Question

Define \( f(x) = \begin{cases} x^2 + bx + c, & x< 1 \\ x, & x \geq 1 \end{cases} \). If f(x) is differentiable at x=1, then b−c is equal to

• A. \( -2 \)
• B. \( 0 \)
• C. \( 1 \)
• D. \( 2 \)

Hint:

For piecewise functions, ensure that both continuity and differentiability are checked at the transition point.

Answer 1

The Correct Option is A

Step 1: Continuity at \( x = 1 \). For differentiability, the function must be continuous at \( x = 1 \). 

Thus, we require: \[ \lim_{x \to 1^-} f(x) = \lim_{x \to 1^+} f(x). \] Substitute: \[ 1^2 + b(1) + c = 1 \quad \Rightarrow \quad 1 + b + c = 1 \quad \Rightarrow \quad b + c = 0. \]
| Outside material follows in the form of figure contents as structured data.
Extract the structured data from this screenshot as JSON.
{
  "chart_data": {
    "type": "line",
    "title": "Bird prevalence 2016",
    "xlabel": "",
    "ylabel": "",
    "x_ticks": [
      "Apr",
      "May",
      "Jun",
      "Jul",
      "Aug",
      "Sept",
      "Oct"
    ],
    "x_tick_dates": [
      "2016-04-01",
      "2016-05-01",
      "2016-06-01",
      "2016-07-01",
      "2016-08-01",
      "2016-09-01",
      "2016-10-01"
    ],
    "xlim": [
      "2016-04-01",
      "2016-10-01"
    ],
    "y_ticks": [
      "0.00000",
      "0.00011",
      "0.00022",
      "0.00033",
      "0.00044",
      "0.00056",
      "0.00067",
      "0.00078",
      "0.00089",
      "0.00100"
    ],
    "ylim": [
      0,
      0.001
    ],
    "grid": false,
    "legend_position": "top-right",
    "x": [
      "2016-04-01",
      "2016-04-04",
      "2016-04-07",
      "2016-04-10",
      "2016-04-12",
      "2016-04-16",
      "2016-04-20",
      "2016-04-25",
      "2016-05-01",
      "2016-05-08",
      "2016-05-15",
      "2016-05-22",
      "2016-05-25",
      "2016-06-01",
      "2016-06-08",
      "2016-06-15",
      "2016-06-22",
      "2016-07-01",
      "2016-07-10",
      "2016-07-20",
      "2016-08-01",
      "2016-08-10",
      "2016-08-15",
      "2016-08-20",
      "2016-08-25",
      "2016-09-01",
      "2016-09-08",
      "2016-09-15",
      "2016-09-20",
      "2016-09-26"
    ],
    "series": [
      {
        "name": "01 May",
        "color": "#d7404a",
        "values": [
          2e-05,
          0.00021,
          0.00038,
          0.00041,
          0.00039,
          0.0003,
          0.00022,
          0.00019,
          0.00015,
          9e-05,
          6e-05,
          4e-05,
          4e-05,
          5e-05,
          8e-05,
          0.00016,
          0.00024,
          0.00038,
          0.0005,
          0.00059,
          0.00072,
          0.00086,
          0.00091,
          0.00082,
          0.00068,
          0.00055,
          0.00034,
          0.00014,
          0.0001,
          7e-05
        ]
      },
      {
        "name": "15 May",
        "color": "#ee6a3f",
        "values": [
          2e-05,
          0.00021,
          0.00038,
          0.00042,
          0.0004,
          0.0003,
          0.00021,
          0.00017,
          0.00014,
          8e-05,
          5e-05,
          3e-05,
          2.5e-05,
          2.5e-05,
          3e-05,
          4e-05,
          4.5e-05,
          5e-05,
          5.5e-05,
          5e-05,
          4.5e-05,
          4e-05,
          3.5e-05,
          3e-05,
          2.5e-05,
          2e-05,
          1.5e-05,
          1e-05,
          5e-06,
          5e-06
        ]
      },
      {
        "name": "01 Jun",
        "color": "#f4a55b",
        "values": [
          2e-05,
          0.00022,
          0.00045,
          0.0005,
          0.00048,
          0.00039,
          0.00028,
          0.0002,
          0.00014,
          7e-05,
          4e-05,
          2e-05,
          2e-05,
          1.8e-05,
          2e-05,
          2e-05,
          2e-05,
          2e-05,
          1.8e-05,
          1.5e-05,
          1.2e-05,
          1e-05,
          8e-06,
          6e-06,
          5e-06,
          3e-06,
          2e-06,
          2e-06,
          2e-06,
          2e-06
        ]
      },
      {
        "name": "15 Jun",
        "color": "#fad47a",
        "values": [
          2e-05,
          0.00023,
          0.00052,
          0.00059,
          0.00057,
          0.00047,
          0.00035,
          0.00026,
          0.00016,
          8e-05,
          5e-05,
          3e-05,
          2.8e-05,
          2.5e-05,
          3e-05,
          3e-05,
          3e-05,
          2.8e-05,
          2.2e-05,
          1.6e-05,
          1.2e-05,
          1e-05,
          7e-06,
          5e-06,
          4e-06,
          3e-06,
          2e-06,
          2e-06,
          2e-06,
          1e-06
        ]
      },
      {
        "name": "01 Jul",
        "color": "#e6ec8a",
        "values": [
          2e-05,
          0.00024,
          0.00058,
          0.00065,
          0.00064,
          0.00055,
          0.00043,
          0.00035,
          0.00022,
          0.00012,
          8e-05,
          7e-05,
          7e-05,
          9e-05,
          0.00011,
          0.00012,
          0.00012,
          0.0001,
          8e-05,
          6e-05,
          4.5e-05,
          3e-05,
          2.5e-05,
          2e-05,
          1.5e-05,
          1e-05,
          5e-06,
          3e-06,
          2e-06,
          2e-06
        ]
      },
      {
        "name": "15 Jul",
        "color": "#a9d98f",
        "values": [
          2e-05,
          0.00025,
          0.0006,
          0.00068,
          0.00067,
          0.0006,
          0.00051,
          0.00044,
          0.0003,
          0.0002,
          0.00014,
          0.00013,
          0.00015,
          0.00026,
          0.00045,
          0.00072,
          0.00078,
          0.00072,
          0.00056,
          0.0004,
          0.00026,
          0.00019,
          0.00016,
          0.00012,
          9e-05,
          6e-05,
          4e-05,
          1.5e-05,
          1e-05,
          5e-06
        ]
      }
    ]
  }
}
 Step 2: Differentiability at \( x = 1 \). The derivatives from the left and right must also be equal at \( x = 1 \): \[ \lim_{x \to 1^-} f'(x) = \lim_{x \to 1^+} f'(x). \] \[ \lim_{x \to 1^-} (2x + b) = \lim_{x \to 1^+} 1. \] 

Substitute \( x = 1 \) into the equation: \[ 2(1) + b = 1 \quad \Rightarrow \quad b = -1. \] 

From the equation \( b + c = 0 \), we find: \[ c = 1. \] 

Step 3: Compute \( b - c \). Now, calculate: \[ b - c = -1 - 1 = -2. \] 

Final Answer: \[ \boxed{-2} \]